An Increased Risk Revealed

In the initial study, the investigators analyzed EHRs of 7,348 adult COVID-19 patients in the NYU Langone Health system in New York City and on Long Island between March 3 and May 31, 2020. Of these, they identified 14 percent who were diagnosed with schizophrenia, mood disorders, or anxiety. They then calculated patient death rates within 45 days of testing positive for SARS-CoV-2. Risk of mortality was assessed after controlling for age, sex, race, and known medical risk factors.

Patients with schizophrenia proved to be by far the most vulnerable subgroup in the mental illness cohort. The team’s findings placed schizophrenia second only to age in strength of an association with mortality among all demographic and medical risk factors examined in the sample.

The CDC subsequently added schizophrenia and other mental health conditions to the list of comorbidities that increase the risk of severe COVID-19.

A New Insight: Antipsychotics and COVID-19 Risk

One crucial question following the initial study was whether psychiatric medications might play a role in raising schizophrenia patients’ odds of dying from COVID-19—a possibility suggested by population studies showing an association between heightened risk and prior antipsychotic use.

In a research letter published in September in JAMA Psychiatry, Drs. Nemani and Goff, along with other NYU Langone colleagues, reported new findings suggesting that this association may be related to underlying psychiatric diagnosis rather than its treatment.

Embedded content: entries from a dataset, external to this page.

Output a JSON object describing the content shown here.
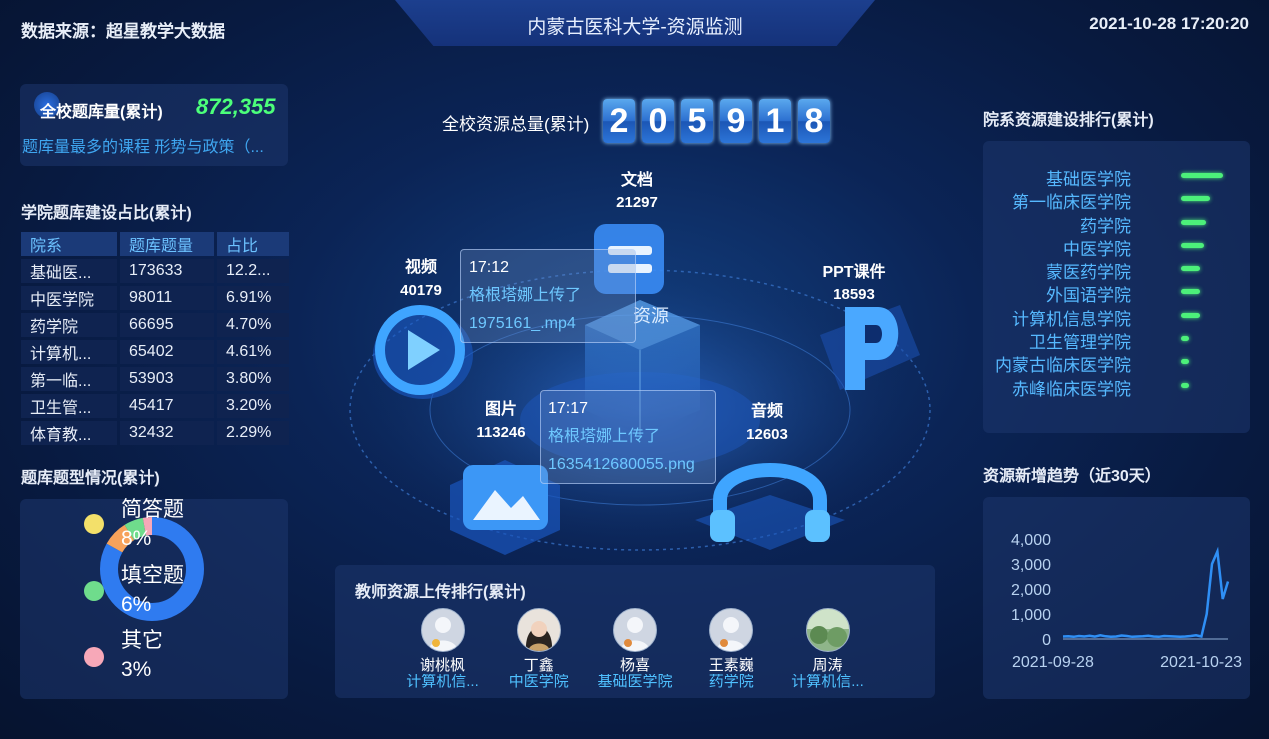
{
  "header": {
    "source": "数据来源：超星教学大数据",
    "title": "内蒙古医科大学-资源监测",
    "datetime": "2021-10-28 17:20:20"
  },
  "question_bank": {
    "label": "全校题库量(累计)",
    "value": "872,355",
    "top_course": "题库量最多的课程 形势与政策（..."
  },
  "college_share": {
    "title": "学院题库建设占比(累计)",
    "headers": [
      "院系",
      "题库题量",
      "占比"
    ],
    "rows": [
      [
        "基础医...",
        "173633",
        "12.2..."
      ],
      [
        "中医学院",
        "98011",
        "6.91%"
      ],
      [
        "药学院",
        "66695",
        "4.70%"
      ],
      [
        "计算机...",
        "65402",
        "4.61%"
      ],
      [
        "第一临...",
        "53903",
        "3.80%"
      ],
      [
        "卫生管...",
        "45417",
        "3.20%"
      ],
      [
        "体育教...",
        "32432",
        "2.29%"
      ]
    ]
  },
  "question_types": {
    "title": "题库题型情况(累计)",
    "legend": [
      {
        "name": "简答题",
        "pct": "8%",
        "color": "#f3e06a"
      },
      {
        "name": "填空题",
        "pct": "6%",
        "color": "#6fdc8c"
      },
      {
        "name": "其它",
        "pct": "3%",
        "color": "#f7a8b8"
      }
    ],
    "donut": [
      {
        "value": 83,
        "color": "#2f7bf0"
      },
      {
        "value": 8,
        "color": "#f6a25b"
      },
      {
        "value": 6,
        "color": "#6fdc8c"
      },
      {
        "value": 3,
        "color": "#f7a8b8"
      }
    ]
  },
  "resources": {
    "total_label": "全校资源总量(累计)",
    "digits": [
      "2",
      "0",
      "5",
      "9",
      "1",
      "8"
    ],
    "center_label": "资源",
    "categories": {
      "doc": {
        "name": "文档",
        "value": "21297"
      },
      "video": {
        "name": "视频",
        "value": "40179"
      },
      "ppt": {
        "name": "PPT课件",
        "value": "18593"
      },
      "image": {
        "name": "图片",
        "value": "113246"
      },
      "audio": {
        "name": "音频",
        "value": "12603"
      }
    },
    "popups": [
      {
        "time": "17:12",
        "text": "格根塔娜上传了",
        "file": "1975161_.mp4"
      },
      {
        "time": "17:17",
        "text": "格根塔娜上传了",
        "file": "1635412680055.png"
      }
    ]
  },
  "teachers": {
    "title": "教师资源上传排行(累计)",
    "list": [
      {
        "name": "谢桃枫",
        "dept": "计算机信..."
      },
      {
        "name": "丁鑫",
        "dept": "中医学院"
      },
      {
        "name": "杨喜",
        "dept": "基础医学院"
      },
      {
        "name": "王素巍",
        "dept": "药学院"
      },
      {
        "name": "周涛",
        "dept": "计算机信..."
      }
    ]
  },
  "dept_ranking": {
    "title": "院系资源建设排行(累计)",
    "items": [
      {
        "name": "基础医学院",
        "level": 1.0
      },
      {
        "name": "第一临床医学院",
        "level": 0.7
      },
      {
        "name": "药学院",
        "level": 0.6
      },
      {
        "name": "中医学院",
        "level": 0.55
      },
      {
        "name": "蒙医药学院",
        "level": 0.45
      },
      {
        "name": "外国语学院",
        "level": 0.45
      },
      {
        "name": "计算机信息学院",
        "level": 0.45
      },
      {
        "name": "卫生管理学院",
        "level": 0.2
      },
      {
        "name": "内蒙古临床医学院",
        "level": 0.2
      },
      {
        "name": "赤峰临床医学院",
        "level": 0.2
      }
    ]
  },
  "trend": {
    "title": "资源新增趋势（近30天）",
    "chart_data": {
      "type": "line",
      "x_start": "2021-09-28",
      "x_end": "2021-10-23",
      "xticks": [
        "2021-09-28",
        "2021-10-23"
      ],
      "yticks": [
        "4,000",
        "3,000",
        "2,000",
        "1,000",
        "0"
      ],
      "ylim": [
        0,
        4000
      ],
      "series": [
        {
          "values": [
            100,
            110,
            90,
            120,
            100,
            130,
            95,
            150,
            110,
            90,
            100,
            140,
            120,
            90,
            100,
            110,
            130,
            100,
            90,
            120,
            110,
            100,
            90,
            100,
            120,
            150,
            100,
            1000,
            3000,
            3500,
            1600,
            2300
          ]
        }
      ]
    }
  }
}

They analyzed the EHRs of 464 COVID-19 patients who had been previously diagnosed with schizophrenia, schizoaffective disorder, or bipolar disorder. Of these patients, 196 were treated with antipsychotics. The primary end point was death within 60 days of COVID-19 diagnosis.

Once again, adjusted risk of mortality was nearly threefold higher for patients in the schizophrenia spectrum group than for the reference population. However, mortality rates were equivalent in antipsychotic users and non-users.

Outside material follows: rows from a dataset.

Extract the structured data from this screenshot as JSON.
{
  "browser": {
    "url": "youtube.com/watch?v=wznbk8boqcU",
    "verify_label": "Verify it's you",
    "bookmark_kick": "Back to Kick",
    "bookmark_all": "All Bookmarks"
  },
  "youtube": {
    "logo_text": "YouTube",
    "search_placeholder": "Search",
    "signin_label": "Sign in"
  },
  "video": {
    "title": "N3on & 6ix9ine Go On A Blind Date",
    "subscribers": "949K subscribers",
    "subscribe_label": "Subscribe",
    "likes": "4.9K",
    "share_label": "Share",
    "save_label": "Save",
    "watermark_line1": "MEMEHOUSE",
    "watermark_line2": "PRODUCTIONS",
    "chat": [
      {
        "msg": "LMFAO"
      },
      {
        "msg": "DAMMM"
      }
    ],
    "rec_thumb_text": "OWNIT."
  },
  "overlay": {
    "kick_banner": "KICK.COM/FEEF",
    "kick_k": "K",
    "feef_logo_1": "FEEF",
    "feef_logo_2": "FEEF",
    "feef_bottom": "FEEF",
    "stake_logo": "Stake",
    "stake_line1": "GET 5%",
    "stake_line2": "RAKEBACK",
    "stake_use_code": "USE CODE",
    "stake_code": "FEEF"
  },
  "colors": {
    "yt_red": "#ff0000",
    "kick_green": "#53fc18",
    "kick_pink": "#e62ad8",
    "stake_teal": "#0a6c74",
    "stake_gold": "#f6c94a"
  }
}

Continuing to Seek an Explanation

Dr. Nemani continues to investigate the factors affecting COVID-19 outcomes in patients with schizophrenia. In a study currently in submission, she and her team looked at the association between specific antipsychotics and risk of SARS-CoV-2 infection. They found no antipsychotic medication that increased infection risk, and a few that decreased it.

She also plans to study how patients with schizophrenia respond to COVID-19 vaccines compared to healthy patients. “Some evidence suggests patients with schizophrenia have premature aging of the immune system,” she explains. “A decline in immune function may contribute to their vulnerability to severe infection. This may also lead to a diminished response to vaccines.”

“Research like this could have important implications for the prevention and treatment of COVID-19 in people with schizophrenia, affecting everything from the selection of antipsychotics for a given patient to the timing of booster doses.”

Donald C. Goff, MD

Adds Dr. Goff, “Research like this could have important implications for the prevention and treatment of COVID-19 in people with schizophrenia, affecting everything from the selection of antipsychotics for a given patient to the timing of booster doses. And it will advance our understanding of a mental disorder that’s associated with heightened risk of mortality even in the absence of a global pandemic.”